Which is precisely what she was doing when she rounded the corner onto Barelas Road and happened to catch a bolt of blue-tipped lightning in her peripheral vision. From inside the dark cavern of Garcia’s Automotive Repair Shop on the corner, just three blocks from her house, she saw shooting sparks and she floated toward them, a woman in a serious trance. A car, a low rider painted green and gold, was up on the lift, and a man, strong armed and tattooed, stood beneath it and worked a torch, lifting the flame up and into the underbelly of that car. Margaret stood at the door, her toes crossing the line where the bright sun and the inside shade met, and a great, overwhelming lust formed in her. She wanted her fingertips to extend, to incorporate fire in them. She wanted heat, melting molten metal. She wanted to sever what was and reconstruct it into something vivid and original.

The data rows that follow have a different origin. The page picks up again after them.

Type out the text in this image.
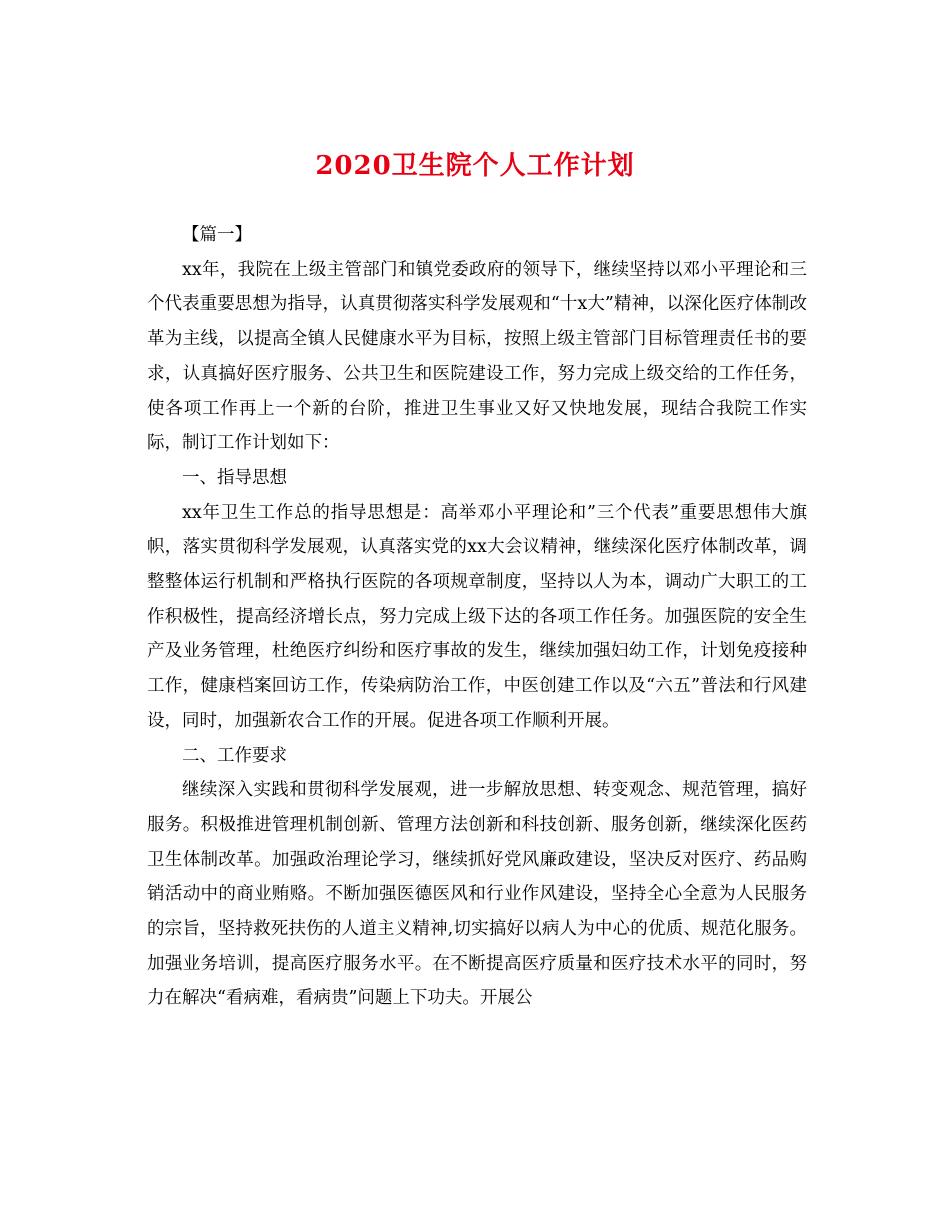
2020卫生院个人工作计划

【篇一】

xx年，我院在上级主管部门和镇党委政府的领导下，继续坚持以邓小平理论和三个代表重要思想为指导，认真贯彻落实科学发展观和“十x大”精神，以深化医疗体制改革为主线，以提高全镇人民健康水平为目标，按照上级主管部门目标管理责任书的要求，认真搞好医疗服务、公共卫生和医院建设工作，努力完成上级交给的工作任务，使各项工作再上一个新的台阶，推进卫生事业又好又快地发展，现结合我院工作实际，制订工作计划如下：

一、指导思想

xx年卫生工作总的指导思想是：高举邓小平理论和”三个代表”重要思想伟大旗帜，落实贯彻科学发展观，认真落实党的xx大会议精神，继续深化医疗体制改革，调整整体运行机制和严格执行医院的各项规章制度，坚持以人为本，调动广大职工的工作积极性，提高经济增长点，努力完成上级下达的各项工作任务。加强医院的安全生产及业务管理，杜绝医疗纠纷和医疗事故的发生，继续加强妇幼工作，计划免疫接种工作，健康档案回访工作，传染病防治工作，中医创建工作以及“六五”普法和行风建设，同时，加强新农合工作的开展。促进各项工作顺利开展。

二、工作要求

继续深入实践和贯彻科学发展观，进一步解放思想、转变观念、规范管理，搞好服务。积极推进管理机制创新、管理方法创新和科技创新、服务创新，继续深化医药卫生体制改革。加强政治理论学习，继续抓好党风廉政建设，坚决反对医疗、药品购销活动中的商业贿赂。不断加强医德医风和行业作风建设，坚持全心全意为人民服务的宗旨，坚持救死扶伤的人道主义精神,切实搞好以病人为中心的优质、规范化服务。加强业务培训，提高医疗服务水平。在不断提高医疗质量和医疗技术水平的同时，努力在解决“看病难，看病贵”问题上下功夫。开展公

The man wore green mechanic’s coveralls with the sleeves cut off at the shoulders and a nametag embroidered with “Rico” on the pocket. He had a ponytail with a streak of silver woven through it, and the muscles in his arms had such fine definition, so many curves and shadows, that they looked like they’d been pasted onto him from some younger man. He turned toward her, aware through some ghetto-inspired psychic sense, of a strange presence too close. When he saw her outline, a small white woman with hair like pitch and a face that rivers of weariness had flooded through, her and her big dog outlined in the sunbeams so a halo was created, he thought for a moment she was the Virgin of Guadalupe come to Garcia’s Automotive Repair for a personal visitation—maybe to punish him for the “In Guad We Trust” bumper sticker he had on his truck as a little joke to himself, for Rico never trusted anything or anyone. But now he wanted to fling his welding torch into the corner and get down on his knees in front of this woman. Her lust hit him like a fist. It had been a long time since a woman looked at him with such desire. It made him straighten his shoulders and turn his hips to face her, head on.